Thursday, June 05, 2014

Rabbit Stew in London

Having grown up in the countryside and then lived in France I hadn't realised the rabbit is currently part of Britain's food history. It's apparently a very unusual meat for most Londoners nowadays.

But my local butcher stocks it and a restaurant client inspired me with one of their current chef's specials: Rabbit cooked with white wine and rosemary.

I was pleased to find that rabbits come with giblets. I butchered my bunny hind half and browned the pieces in a frying pan. Then I deglazed the pan with white wine. I put the rabbit and wine in an oven dish with onion, lots of garlic, rosemary, lemon zest, a little lemon juice, some left over flageolet beans, lots of extra virgin olive oil, some potatoes, salt and pepper. It all went in a hot oven for a couple of hours. It was delicious.

Back end of bunny

Ready split, with giblets
Squeamish moment? Fur still clinging. But it is a rabbit, so
what do you expect?
Straight from the oven
A simple country dinner, in London town

Provenance

My local butcher markets itself as free-range and organic, but they're not very good at being open about their stock's provenance. I suspect they're not very good at being honest either. They enjoy queues down the street on a Saturday, as their well to-do Dulwich customers shun the supermarket in support of their local posh shops - and so they should. The range and quality of the meat is outstanding - far, far better than Sainsbury's. But they should respect their many trusting customers enough to be truthful.

When asked, it turns out that not all the chickens are free-range. The 'dry cured' bacon does not look or behave as if it is dry cured. I wanted to email them with this particular feedback, but they don't have an email address. I feel I can't actually talk to them about it, either, because their shop is always full of customers. I now get Sainsbury's 'outdoor bred' (Bred = not good enough. I want totally outdoor raised and bred free-range pleeeeaaaaase!) dry cured bacon, and all other meat from the butcher. The butcher's ham is exceptionally good and reasonably priced. I really, really hope that's free-range, but it's next on the list to check...

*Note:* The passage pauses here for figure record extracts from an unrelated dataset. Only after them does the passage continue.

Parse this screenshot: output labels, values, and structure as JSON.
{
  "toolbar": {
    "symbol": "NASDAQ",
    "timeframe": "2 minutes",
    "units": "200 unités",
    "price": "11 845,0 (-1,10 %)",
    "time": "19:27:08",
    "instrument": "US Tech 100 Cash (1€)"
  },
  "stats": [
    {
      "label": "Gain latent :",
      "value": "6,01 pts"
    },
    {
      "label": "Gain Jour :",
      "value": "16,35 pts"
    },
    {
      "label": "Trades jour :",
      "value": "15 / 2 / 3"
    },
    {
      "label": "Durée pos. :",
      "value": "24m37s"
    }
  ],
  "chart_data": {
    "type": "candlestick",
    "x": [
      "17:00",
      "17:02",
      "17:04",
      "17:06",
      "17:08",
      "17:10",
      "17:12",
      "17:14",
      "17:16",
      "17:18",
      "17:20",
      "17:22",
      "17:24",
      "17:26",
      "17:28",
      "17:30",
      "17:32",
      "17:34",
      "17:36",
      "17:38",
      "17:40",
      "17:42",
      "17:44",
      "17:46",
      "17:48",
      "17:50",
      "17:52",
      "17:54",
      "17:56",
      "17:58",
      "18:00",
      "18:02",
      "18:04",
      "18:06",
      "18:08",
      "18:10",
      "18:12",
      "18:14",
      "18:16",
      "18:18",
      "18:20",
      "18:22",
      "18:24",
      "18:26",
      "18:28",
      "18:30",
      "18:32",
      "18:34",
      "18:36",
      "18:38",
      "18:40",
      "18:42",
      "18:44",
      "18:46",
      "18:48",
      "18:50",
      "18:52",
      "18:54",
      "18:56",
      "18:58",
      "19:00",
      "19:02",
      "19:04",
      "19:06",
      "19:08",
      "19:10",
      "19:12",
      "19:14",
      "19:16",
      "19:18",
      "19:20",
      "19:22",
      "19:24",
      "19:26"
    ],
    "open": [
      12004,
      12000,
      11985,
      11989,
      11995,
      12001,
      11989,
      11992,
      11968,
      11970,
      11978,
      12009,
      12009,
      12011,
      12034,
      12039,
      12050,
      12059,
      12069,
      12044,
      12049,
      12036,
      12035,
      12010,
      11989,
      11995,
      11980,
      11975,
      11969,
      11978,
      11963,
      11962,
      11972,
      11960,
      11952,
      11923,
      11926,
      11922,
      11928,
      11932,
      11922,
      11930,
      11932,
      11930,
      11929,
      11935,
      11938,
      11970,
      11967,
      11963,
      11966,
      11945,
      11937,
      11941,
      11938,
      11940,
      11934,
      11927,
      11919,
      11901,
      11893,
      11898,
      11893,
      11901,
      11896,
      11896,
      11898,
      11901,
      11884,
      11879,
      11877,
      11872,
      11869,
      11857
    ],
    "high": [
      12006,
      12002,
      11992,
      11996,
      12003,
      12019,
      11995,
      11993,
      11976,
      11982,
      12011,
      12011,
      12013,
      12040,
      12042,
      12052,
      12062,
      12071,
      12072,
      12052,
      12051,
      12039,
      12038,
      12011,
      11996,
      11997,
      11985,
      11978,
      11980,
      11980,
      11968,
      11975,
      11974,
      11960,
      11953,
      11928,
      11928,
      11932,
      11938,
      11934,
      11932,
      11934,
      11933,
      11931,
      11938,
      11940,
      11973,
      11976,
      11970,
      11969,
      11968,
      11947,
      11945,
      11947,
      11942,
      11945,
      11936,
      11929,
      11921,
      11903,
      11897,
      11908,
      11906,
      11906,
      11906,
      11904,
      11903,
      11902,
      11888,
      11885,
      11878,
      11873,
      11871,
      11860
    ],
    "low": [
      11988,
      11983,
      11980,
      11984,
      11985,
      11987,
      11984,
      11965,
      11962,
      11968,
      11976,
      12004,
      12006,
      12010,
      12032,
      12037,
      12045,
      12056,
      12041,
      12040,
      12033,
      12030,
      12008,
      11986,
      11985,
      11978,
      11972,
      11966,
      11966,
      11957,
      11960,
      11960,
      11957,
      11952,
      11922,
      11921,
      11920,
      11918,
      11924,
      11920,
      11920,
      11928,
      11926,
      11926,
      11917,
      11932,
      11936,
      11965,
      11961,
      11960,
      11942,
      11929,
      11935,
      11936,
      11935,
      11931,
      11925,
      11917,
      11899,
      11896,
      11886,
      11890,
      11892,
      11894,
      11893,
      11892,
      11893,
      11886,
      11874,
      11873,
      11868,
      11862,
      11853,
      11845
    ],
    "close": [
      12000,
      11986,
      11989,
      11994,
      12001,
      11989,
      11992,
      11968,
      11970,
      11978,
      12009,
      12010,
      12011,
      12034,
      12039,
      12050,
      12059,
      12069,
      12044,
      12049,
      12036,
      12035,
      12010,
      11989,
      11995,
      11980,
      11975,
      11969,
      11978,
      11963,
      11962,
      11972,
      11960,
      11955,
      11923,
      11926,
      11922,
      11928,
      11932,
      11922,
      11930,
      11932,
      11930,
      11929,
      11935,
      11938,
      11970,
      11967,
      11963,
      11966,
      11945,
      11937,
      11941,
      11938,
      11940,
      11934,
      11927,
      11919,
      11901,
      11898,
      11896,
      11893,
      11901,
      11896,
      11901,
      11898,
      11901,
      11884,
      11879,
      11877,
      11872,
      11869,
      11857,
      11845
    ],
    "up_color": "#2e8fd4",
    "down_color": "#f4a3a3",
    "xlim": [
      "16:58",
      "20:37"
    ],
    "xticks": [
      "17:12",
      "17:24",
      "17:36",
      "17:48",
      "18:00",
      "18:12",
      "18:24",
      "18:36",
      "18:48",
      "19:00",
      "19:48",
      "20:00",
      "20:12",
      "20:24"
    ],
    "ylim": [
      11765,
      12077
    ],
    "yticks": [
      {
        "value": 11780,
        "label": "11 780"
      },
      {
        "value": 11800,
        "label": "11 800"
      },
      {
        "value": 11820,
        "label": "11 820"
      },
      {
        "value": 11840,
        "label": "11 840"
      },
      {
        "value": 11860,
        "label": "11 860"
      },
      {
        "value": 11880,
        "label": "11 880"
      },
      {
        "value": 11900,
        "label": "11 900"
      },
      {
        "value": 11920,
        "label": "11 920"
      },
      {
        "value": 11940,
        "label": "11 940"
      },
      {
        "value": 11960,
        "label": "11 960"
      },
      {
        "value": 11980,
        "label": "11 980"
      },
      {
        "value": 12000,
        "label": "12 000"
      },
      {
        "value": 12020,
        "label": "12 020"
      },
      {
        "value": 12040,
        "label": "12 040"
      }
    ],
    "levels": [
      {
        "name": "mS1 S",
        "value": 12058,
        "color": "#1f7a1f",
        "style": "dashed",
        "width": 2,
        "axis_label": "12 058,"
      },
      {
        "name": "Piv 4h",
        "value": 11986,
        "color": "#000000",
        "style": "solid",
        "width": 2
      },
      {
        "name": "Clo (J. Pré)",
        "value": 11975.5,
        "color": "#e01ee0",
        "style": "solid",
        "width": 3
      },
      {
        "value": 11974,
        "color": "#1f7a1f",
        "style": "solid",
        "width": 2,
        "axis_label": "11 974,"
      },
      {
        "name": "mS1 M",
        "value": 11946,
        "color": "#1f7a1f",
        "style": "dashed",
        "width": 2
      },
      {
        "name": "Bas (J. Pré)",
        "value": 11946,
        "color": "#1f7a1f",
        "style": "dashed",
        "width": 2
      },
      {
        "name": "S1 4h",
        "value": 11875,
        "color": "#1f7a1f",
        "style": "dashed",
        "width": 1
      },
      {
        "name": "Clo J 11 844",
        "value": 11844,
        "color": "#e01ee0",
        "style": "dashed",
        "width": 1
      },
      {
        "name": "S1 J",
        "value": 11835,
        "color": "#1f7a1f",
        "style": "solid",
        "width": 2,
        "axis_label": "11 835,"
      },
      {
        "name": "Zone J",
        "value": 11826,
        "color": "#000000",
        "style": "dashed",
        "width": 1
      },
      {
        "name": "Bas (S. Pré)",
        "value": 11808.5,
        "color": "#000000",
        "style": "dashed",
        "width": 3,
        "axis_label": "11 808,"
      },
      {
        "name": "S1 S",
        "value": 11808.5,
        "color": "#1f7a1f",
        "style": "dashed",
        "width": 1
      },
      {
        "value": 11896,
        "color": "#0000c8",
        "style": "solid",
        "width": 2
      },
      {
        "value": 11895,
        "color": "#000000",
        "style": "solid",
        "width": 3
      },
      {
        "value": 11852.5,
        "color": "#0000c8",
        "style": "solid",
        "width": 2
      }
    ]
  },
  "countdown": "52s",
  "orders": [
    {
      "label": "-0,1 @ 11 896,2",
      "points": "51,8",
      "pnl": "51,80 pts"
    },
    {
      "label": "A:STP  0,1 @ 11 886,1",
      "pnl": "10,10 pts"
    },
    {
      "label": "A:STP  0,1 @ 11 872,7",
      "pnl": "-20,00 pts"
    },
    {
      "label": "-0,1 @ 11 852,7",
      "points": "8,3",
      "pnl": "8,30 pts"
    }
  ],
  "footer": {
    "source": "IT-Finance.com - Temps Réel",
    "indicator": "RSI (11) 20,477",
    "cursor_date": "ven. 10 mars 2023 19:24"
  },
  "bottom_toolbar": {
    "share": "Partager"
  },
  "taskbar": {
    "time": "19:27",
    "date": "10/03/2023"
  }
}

The other day, I asked their largest and most sarcastic staff member (not by choice - he was serving me at the time) whether their rabbits are wild or farmed. He said farmed. I asked how they are farmed - in cages? He said, "no in a field with a fence round it". That's not feasible. And he sounded as if he was making it up as he went along. I've previously had a problem with the same guy when trying to find out more about the very expensive turkey I was buying, and he seemed to regard me as an idiotic cow and failed to answer my questions.

I called the shop this morning and asked more questions about the rabbit farm or supplier, and was told that at this time of year they are farmed, and yes in cages, thus confirming that the big guy was talking huevos de toro. The most I could get on the supplier was that they are in Yorkshire. I rang one supplier there who told me that all their rabbits are wild whatever time of year it is, so it must have been the wrong supplier or else the butchers are under-selling their rabbit. I gave up after that sliver of investigative journalism, but my conclusion is that you can still get wild rabbit easily, but that I don't trust William Rose butchers in East Dulwich to supply it.

History & Stuff

Until the '50s, rabbit had been a staple of the British diet since forever. Then myxomatosis was deliberately introduced to control the wild rabbit population, and it disappeared from the menu. A delicious, nutritious, free, plentiful, wild food wiped out. I can't understand why more hasn't been done to eradicate the cruel disease.

In the middle ages, enormous managed warrens filled with hundreds of rabbits were run in Norfolk, to meet the demand for rabbit meat - wild ones weren't enough, and I guess...something to do with poaching laws.

Once a year, my parents in Sussex are visited by Mr Warren (YES) and his ferrets. The ferrets hunt and kill any rabbits in the garden (sounds horrific but it all happens in an instant, so very quick horror), then my dad pays Mr Warren for the cull and keeps a rabbit or two to eat.